Mas a contribuição política, impregnada de uma religiosidade especial, da sua mística do excesso e da transgressão, não deve fazer que se perca de vista o valor propriamente literário; os beats tiveram tamanha influência por terem sido extraordinários escritores, como Jack Kerouac, William Burroughs e Allen Ginsberg.

Sobre o palestrante

Claudio Willer é poeta, ensaísta e tradutor. Publicou mais recentemente Geração Beat. Poemas, artigos e ensaios publicados em antologias, coletâneas e periódicos literários no Brasil, na Alemanha, Argentina, Colômbia, Costa Rica, Itália, México, Portugal e Venezuela. Como crítico e ensaísta, colaborou em suplementos e publicações culturais: Jornal da Tarde, Jornal do Brasil, revista Isto É, jornal Leia, Folha de São Paulo, revista Cult, Correio Braziliense, etc, e imprensa alternativa: Versus, Singular e Plural e outros. Citado ou examinado em ensaios, resenhas e reportagens, teses e dissertações, e em obras de consulta e de história da literatura brasileira. Coordena oficinas literárias, ministra cursos e palestras sobre poesia e criação literária.

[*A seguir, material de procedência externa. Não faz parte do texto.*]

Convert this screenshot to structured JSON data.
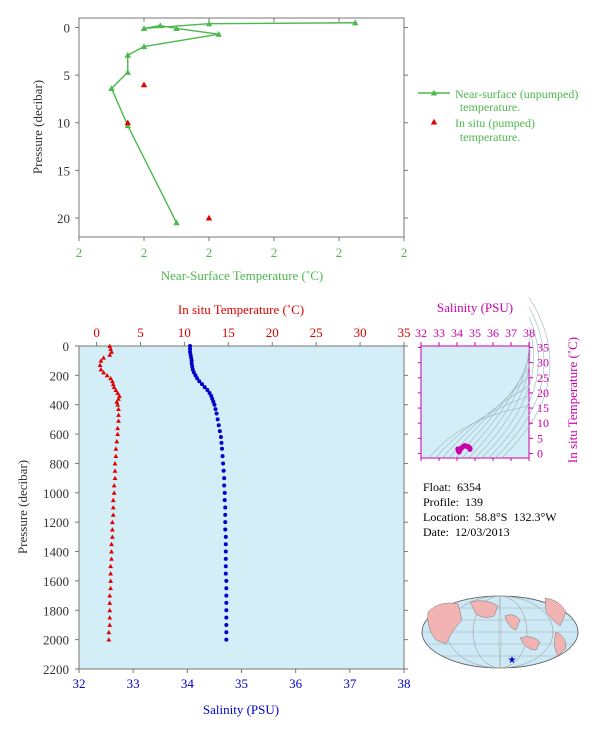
{
  "colors": {
    "near_surface": "#4db84d",
    "in_situ_temp": "#e00000",
    "salinity": "#0000cc",
    "salinity_panel": "#cc00aa",
    "axis_text": "#333333",
    "profile_bg": "#d4eef7",
    "map_ocean": "#cde9f5",
    "map_land": "#f2b3b3"
  },
  "float_info": {
    "float": "Float:  6354",
    "profile": "Profile:  139",
    "location": "Location:  58.8°S  132.3°W",
    "date": "Date:  12/03/2013"
  },
  "chart_data": [
    {
      "type": "line",
      "name": "near-surface",
      "xlabel": "Near-Surface Temperature (˚C)",
      "ylabel": "Pressure (decibar)",
      "xticks": [
        "2",
        "2",
        "2",
        "2",
        "2",
        "2"
      ],
      "yticks": [
        0,
        5,
        10,
        15,
        20
      ],
      "xlim": [
        0,
        10
      ],
      "ylim": [
        22,
        -1
      ],
      "y_inverted": true,
      "series": [
        {
          "name": "Near-surface (unpumped) temperature.",
          "marker": "triangle",
          "line": true,
          "points": [
            [
              8.5,
              -0.5
            ],
            [
              4,
              -0.4
            ],
            [
              2,
              0.1
            ],
            [
              2.5,
              -0.2
            ],
            [
              3,
              0.1
            ],
            [
              4.3,
              0.7
            ],
            [
              2,
              2.0
            ],
            [
              1.5,
              2.9
            ],
            [
              1.5,
              4.7
            ],
            [
              1,
              6.4
            ],
            [
              1.5,
              10.3
            ],
            [
              3,
              20.5
            ]
          ]
        },
        {
          "name": "In situ (pumped) temperature.",
          "marker": "triangle",
          "line": false,
          "points": [
            [
              2,
              6.0
            ],
            [
              1.5,
              10.0
            ],
            [
              4,
              20.0
            ]
          ]
        }
      ],
      "legend": "right"
    },
    {
      "type": "line",
      "name": "profile",
      "ylabel": "Pressure (decibar)",
      "top_xlabel": "In situ Temperature (˚C)",
      "bottom_xlabel": "Salinity (PSU)",
      "temp_ticks": [
        0,
        5,
        10,
        15,
        20,
        25,
        30,
        35
      ],
      "salinity_ticks": [
        32,
        33,
        34,
        35,
        36,
        37,
        38
      ],
      "pressure_ticks": [
        0,
        200,
        400,
        600,
        800,
        1000,
        1200,
        1400,
        1600,
        1800,
        2000,
        2200
      ],
      "temp_lim": [
        -2,
        35
      ],
      "salinity_lim": [
        32,
        38
      ],
      "pressure_lim": [
        0,
        2200
      ],
      "series": [
        {
          "name": "In situ Temperature",
          "marker": "triangle",
          "points": [
            [
              1.5,
              0
            ],
            [
              1.6,
              20
            ],
            [
              1.7,
              40
            ],
            [
              1.5,
              60
            ],
            [
              0.8,
              80
            ],
            [
              0.5,
              100
            ],
            [
              0.4,
              130
            ],
            [
              0.5,
              160
            ],
            [
              0.8,
              180
            ],
            [
              1.2,
              200
            ],
            [
              1.6,
              220
            ],
            [
              1.8,
              240
            ],
            [
              1.9,
              260
            ],
            [
              2.0,
              280
            ],
            [
              2.2,
              300
            ],
            [
              2.4,
              320
            ],
            [
              2.6,
              340
            ],
            [
              2.5,
              360
            ],
            [
              2.3,
              380
            ],
            [
              2.4,
              400
            ],
            [
              2.5,
              430
            ],
            [
              2.5,
              470
            ],
            [
              2.5,
              510
            ],
            [
              2.4,
              560
            ],
            [
              2.4,
              600
            ],
            [
              2.3,
              650
            ],
            [
              2.2,
              700
            ],
            [
              2.2,
              750
            ],
            [
              2.1,
              800
            ],
            [
              2.1,
              850
            ],
            [
              2.1,
              900
            ],
            [
              2.0,
              950
            ],
            [
              2.0,
              1000
            ],
            [
              1.9,
              1050
            ],
            [
              1.9,
              1100
            ],
            [
              1.9,
              1150
            ],
            [
              1.8,
              1200
            ],
            [
              1.8,
              1250
            ],
            [
              1.8,
              1300
            ],
            [
              1.7,
              1350
            ],
            [
              1.7,
              1400
            ],
            [
              1.7,
              1450
            ],
            [
              1.6,
              1500
            ],
            [
              1.6,
              1550
            ],
            [
              1.6,
              1600
            ],
            [
              1.6,
              1650
            ],
            [
              1.5,
              1700
            ],
            [
              1.5,
              1750
            ],
            [
              1.5,
              1800
            ],
            [
              1.5,
              1850
            ],
            [
              1.5,
              1900
            ],
            [
              1.4,
              1950
            ],
            [
              1.4,
              2000
            ]
          ]
        },
        {
          "name": "Salinity",
          "marker": "dot",
          "points": [
            [
              34.05,
              0
            ],
            [
              34.05,
              20
            ],
            [
              34.05,
              40
            ],
            [
              34.06,
              60
            ],
            [
              34.07,
              80
            ],
            [
              34.08,
              100
            ],
            [
              34.08,
              120
            ],
            [
              34.09,
              140
            ],
            [
              34.1,
              160
            ],
            [
              34.12,
              180
            ],
            [
              34.15,
              200
            ],
            [
              34.18,
              220
            ],
            [
              34.22,
              240
            ],
            [
              34.27,
              260
            ],
            [
              34.32,
              280
            ],
            [
              34.37,
              300
            ],
            [
              34.41,
              320
            ],
            [
              34.44,
              340
            ],
            [
              34.46,
              360
            ],
            [
              34.48,
              380
            ],
            [
              34.5,
              400
            ],
            [
              34.52,
              430
            ],
            [
              34.54,
              460
            ],
            [
              34.56,
              500
            ],
            [
              34.58,
              540
            ],
            [
              34.6,
              580
            ],
            [
              34.62,
              620
            ],
            [
              34.63,
              660
            ],
            [
              34.64,
              700
            ],
            [
              34.65,
              750
            ],
            [
              34.66,
              800
            ],
            [
              34.67,
              850
            ],
            [
              34.68,
              900
            ],
            [
              34.68,
              950
            ],
            [
              34.69,
              1000
            ],
            [
              34.69,
              1050
            ],
            [
              34.7,
              1100
            ],
            [
              34.7,
              1150
            ],
            [
              34.7,
              1200
            ],
            [
              34.7,
              1250
            ],
            [
              34.71,
              1300
            ],
            [
              34.71,
              1350
            ],
            [
              34.71,
              1400
            ],
            [
              34.71,
              1450
            ],
            [
              34.71,
              1500
            ],
            [
              34.71,
              1550
            ],
            [
              34.72,
              1600
            ],
            [
              34.72,
              1650
            ],
            [
              34.72,
              1700
            ],
            [
              34.72,
              1750
            ],
            [
              34.72,
              1800
            ],
            [
              34.72,
              1850
            ],
            [
              34.72,
              1900
            ],
            [
              34.72,
              1950
            ],
            [
              34.72,
              2000
            ]
          ]
        }
      ]
    },
    {
      "type": "scatter",
      "name": "ts-diagram",
      "top_xlabel": "Salinity (PSU)",
      "right_ylabel": "In situ Temperature (˚C)",
      "xticks": [
        32,
        33,
        34,
        35,
        36,
        37,
        38
      ],
      "yticks": [
        0,
        5,
        10,
        15,
        20,
        25,
        30,
        35
      ],
      "xlim": [
        32,
        38
      ],
      "ylim": [
        -1.5,
        35.5
      ],
      "points": [
        [
          34.05,
          1.5
        ],
        [
          34.08,
          0.8
        ],
        [
          34.12,
          0.5
        ],
        [
          34.18,
          1.2
        ],
        [
          34.27,
          1.9
        ],
        [
          34.37,
          2.4
        ],
        [
          34.44,
          2.6
        ],
        [
          34.5,
          2.4
        ],
        [
          34.58,
          2.3
        ],
        [
          34.65,
          2.1
        ],
        [
          34.69,
          1.9
        ],
        [
          34.71,
          1.7
        ],
        [
          34.72,
          1.5
        ],
        [
          34.72,
          1.4
        ]
      ]
    }
  ]
}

Ronaldo Bressane é escritor, jornalista e editor. Publicou a trilogia de contos A outra comédia. Editou também os volumes de poemas O impostor e Cada vez que ella dice X. Ao lado de Joca Reiners Terron, Marcelino Freire e Nelson de Oliveira, coeditou a coleção Risco: ruído. Coordenou o projeto Chico: Canções, histórias, em que Mario Bellatin, João Gilberto Noll, Rodrigo Fresán e outros sete escritores adaptaram ao conto composições de Chico Buarque. Foi pioneiro na divulgação da literatura brasileira na rede ao editar, entre 1998 e 2000, a Revista A, em que pela primeira vez foram publicados autores como Emilio Fraia e Jorge Cardoso.